OAN’s Abril Elfi
11:23 AM – Tuesday, August 8, 2023
Los Angeles city workers have gone on a one-day strike alleging unfair labor practices and the city’s unwillingness to negotiate with them.
On Tuesday, over 11,000 city employees who are represented by Service Employees International Union (SEIU) Local 721, proclaimed that they were protesting their unjust working conditions, which included staffing shortages in city agencies that require overtime work.
The thousands of employees included sanitation workers, heavy-duty mechanics, engineers, custodians, and lifeguards, among many other workers.
SEIU Local 721 Executive Board Member Dion Cornelious, who also works as a bus operator, spoke to reporters from the press.
“We’re being very overworked, we’re understaffed, the city has disrespected us and we’re tired of it. If they continue to disrespect us, we’re gonna shut it down,” said Cornelious.
The strike began on Tuesday at 4 a.m. PST and is expected to last a full 24-hours.

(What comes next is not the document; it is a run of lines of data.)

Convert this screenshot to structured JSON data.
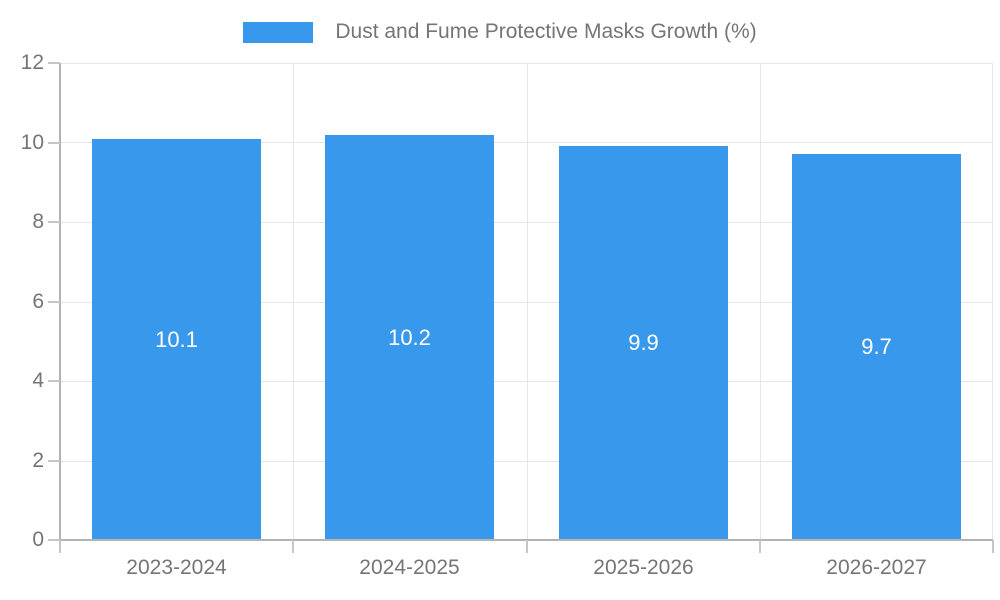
{
  "chart_data": {
    "type": "bar",
    "title": "Dust and Fume Protective Masks Growth (%)",
    "categories": [
      "2023-2024",
      "2024-2025",
      "2025-2026",
      "2026-2027"
    ],
    "values": [
      10.1,
      10.2,
      9.9,
      9.7
    ],
    "value_labels": [
      "10.1",
      "10.2",
      "9.9",
      "9.7"
    ],
    "xlabel": "",
    "ylabel": "",
    "ylim": [
      0,
      12
    ],
    "yticks": [
      0,
      2,
      4,
      6,
      8,
      10,
      12
    ],
    "grid": true,
    "legend_position": "top",
    "colors": {
      "bar": "#3898EC",
      "axis_text": "#757575",
      "bar_value_text": "#FFFFFF",
      "gridline": "#E6E6E6",
      "axis_line": "#B3B3B3",
      "tick_mark": "#C6C6C6",
      "background": "#FFFFFF"
    }
  }
}
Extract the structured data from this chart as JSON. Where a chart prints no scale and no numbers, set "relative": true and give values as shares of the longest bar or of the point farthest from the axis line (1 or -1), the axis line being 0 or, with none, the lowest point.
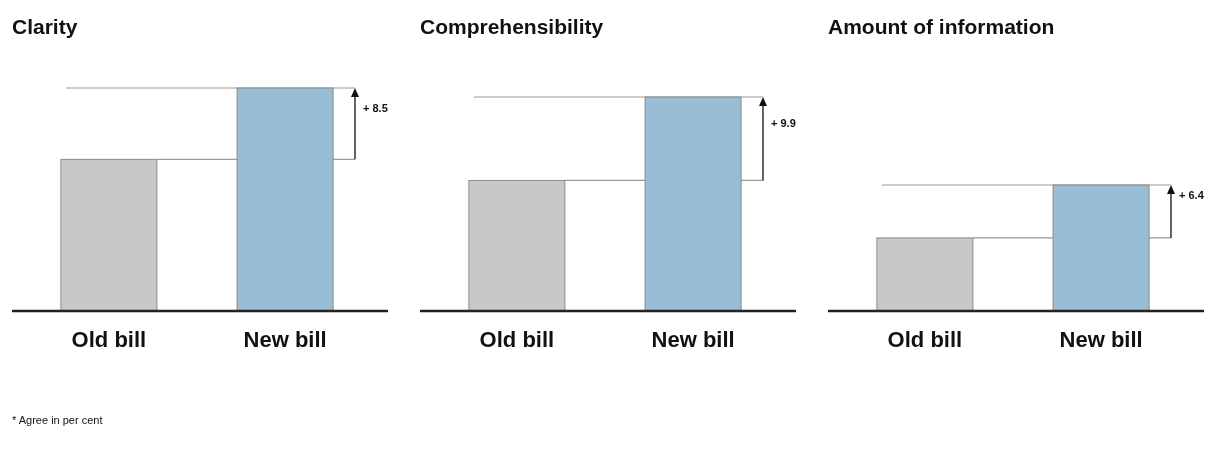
{
  "chart_data": [
    {
      "type": "bar",
      "title": "Clarity",
      "categories": [
        "Old bill",
        "New bill"
      ],
      "values": [
        0.68,
        1
      ],
      "colors": [
        "#c8c8c8",
        "#98bdd4"
      ],
      "relative": true,
      "ref_lines": [
        {
          "axis": "y",
          "value": 0.68
        },
        {
          "axis": "y",
          "value": 1
        }
      ],
      "annotations": [
        "+ 8.5",
        "* Agree in per cent"
      ]
    },
    {
      "type": "bar",
      "title": "Comprehensibility",
      "categories": [
        "Old bill",
        "New bill"
      ],
      "values": [
        0.61,
        1
      ],
      "colors": [
        "#c8c8c8",
        "#98bdd4"
      ],
      "relative": true,
      "ref_lines": [
        {
          "axis": "y",
          "value": 0.61
        },
        {
          "axis": "y",
          "value": 1
        }
      ],
      "annotations": [
        "+ 9.9"
      ]
    },
    {
      "type": "bar",
      "title": "Amount of information",
      "categories": [
        "Old bill",
        "New bill"
      ],
      "values": [
        0.58,
        1
      ],
      "colors": [
        "#c8c8c8",
        "#98bdd4"
      ],
      "relative": true,
      "ref_lines": [
        {
          "axis": "y",
          "value": 0.58
        },
        {
          "axis": "y",
          "value": 1
        }
      ],
      "annotations": [
        "+ 6.4"
      ]
    }
  ]
}
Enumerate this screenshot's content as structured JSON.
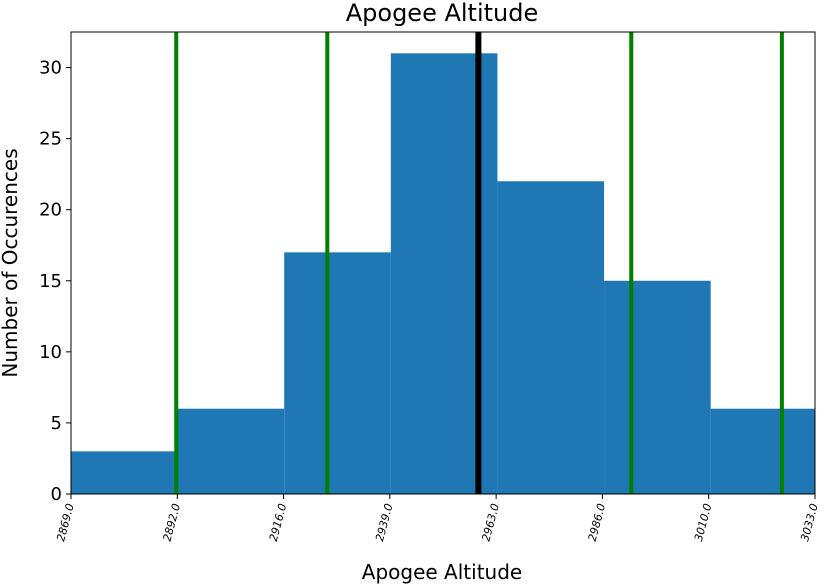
{
  "chart_data": {
    "type": "bar",
    "title": "Apogee Altitude",
    "xlabel": "Apogee Altitude",
    "ylabel": "Number of Occurences",
    "bin_edges": [
      2869.0,
      2892.5,
      2916.0,
      2939.5,
      2963.0,
      2986.5,
      3010.0,
      3033.0
    ],
    "values": [
      3,
      6,
      17,
      31,
      22,
      15,
      6
    ],
    "bar_color": "#1f77b4",
    "xlim": [
      2869.0,
      3033.0
    ],
    "ylim": [
      0,
      32.5
    ],
    "xtick_labels": [
      "2869.0",
      "2892.0",
      "2916.0",
      "2939.0",
      "2963.0",
      "2986.0",
      "3010.0",
      "3033.0"
    ],
    "yticks": [
      0,
      5,
      10,
      15,
      20,
      25,
      30
    ],
    "vertical_lines": [
      {
        "x": 2892.2,
        "color": "#008000",
        "role": "sigma"
      },
      {
        "x": 2925.5,
        "color": "#008000",
        "role": "sigma"
      },
      {
        "x": 2958.8,
        "color": "#000000",
        "role": "mean"
      },
      {
        "x": 2992.5,
        "color": "#008000",
        "role": "sigma"
      },
      {
        "x": 3025.7,
        "color": "#008000",
        "role": "sigma"
      }
    ],
    "grid": false,
    "legend": "none"
  }
}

Workers began their protest at the Los Angeles International Airport and are reportedly leading towards Los Angeles City Hall later today. According to the insider sources, at least four ships from the Port of Los Angeles were delayed due to the strike.

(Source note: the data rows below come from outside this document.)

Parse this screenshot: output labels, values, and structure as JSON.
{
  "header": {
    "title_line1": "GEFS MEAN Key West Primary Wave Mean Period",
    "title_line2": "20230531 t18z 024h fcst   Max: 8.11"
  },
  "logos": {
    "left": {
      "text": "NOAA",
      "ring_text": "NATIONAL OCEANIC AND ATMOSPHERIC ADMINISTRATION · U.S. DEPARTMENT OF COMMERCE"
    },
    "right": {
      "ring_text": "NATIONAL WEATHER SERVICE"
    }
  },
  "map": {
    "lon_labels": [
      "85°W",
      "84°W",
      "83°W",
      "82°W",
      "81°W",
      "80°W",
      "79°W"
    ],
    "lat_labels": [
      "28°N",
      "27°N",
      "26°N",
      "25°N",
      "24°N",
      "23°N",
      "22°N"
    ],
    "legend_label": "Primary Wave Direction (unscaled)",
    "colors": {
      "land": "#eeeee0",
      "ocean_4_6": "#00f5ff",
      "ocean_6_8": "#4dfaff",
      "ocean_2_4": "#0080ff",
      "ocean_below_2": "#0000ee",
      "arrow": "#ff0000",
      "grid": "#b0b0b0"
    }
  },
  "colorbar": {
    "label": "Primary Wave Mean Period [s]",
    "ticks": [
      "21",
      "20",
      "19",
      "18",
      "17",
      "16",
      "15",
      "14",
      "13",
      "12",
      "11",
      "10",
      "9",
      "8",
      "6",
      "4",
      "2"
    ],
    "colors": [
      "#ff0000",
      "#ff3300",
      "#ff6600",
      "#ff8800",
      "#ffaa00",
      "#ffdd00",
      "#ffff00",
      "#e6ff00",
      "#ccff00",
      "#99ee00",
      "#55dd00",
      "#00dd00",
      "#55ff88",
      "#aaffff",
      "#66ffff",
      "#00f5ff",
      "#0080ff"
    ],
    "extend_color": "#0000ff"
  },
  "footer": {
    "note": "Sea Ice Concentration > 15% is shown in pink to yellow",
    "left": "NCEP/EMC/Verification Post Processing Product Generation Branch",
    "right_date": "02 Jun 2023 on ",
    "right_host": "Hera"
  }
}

“Cargo vessels scheduled for entry or departure on Tuesday are being delayed one day due to the job action. The Port looks forward to the return of a full work force on Wednesday,” a port official said in a statement.
Union Officials have reported that SEIU Local 721 had reached an agreement with the government in December, when the city pledged to consider union proposals in separate negotiation sessions.
Nonetheless, city officials are reported to have merged these negotiations with workers for the union’s future contract, which prompted them to file a complaint about unfair labor practices.
The one-day strike is anticipated to have an impact on a number of services, including trash pickup, public swimming pools, animal shelters, traffic and parking enforcement, and large event services.
The 3-1-1 call center will be available to answer questions, however, wait times may be longer than usual.
It is also reported that two unions in San Jose City with nearly 4,500 employees are planning a three-day strike in the week of August 14th.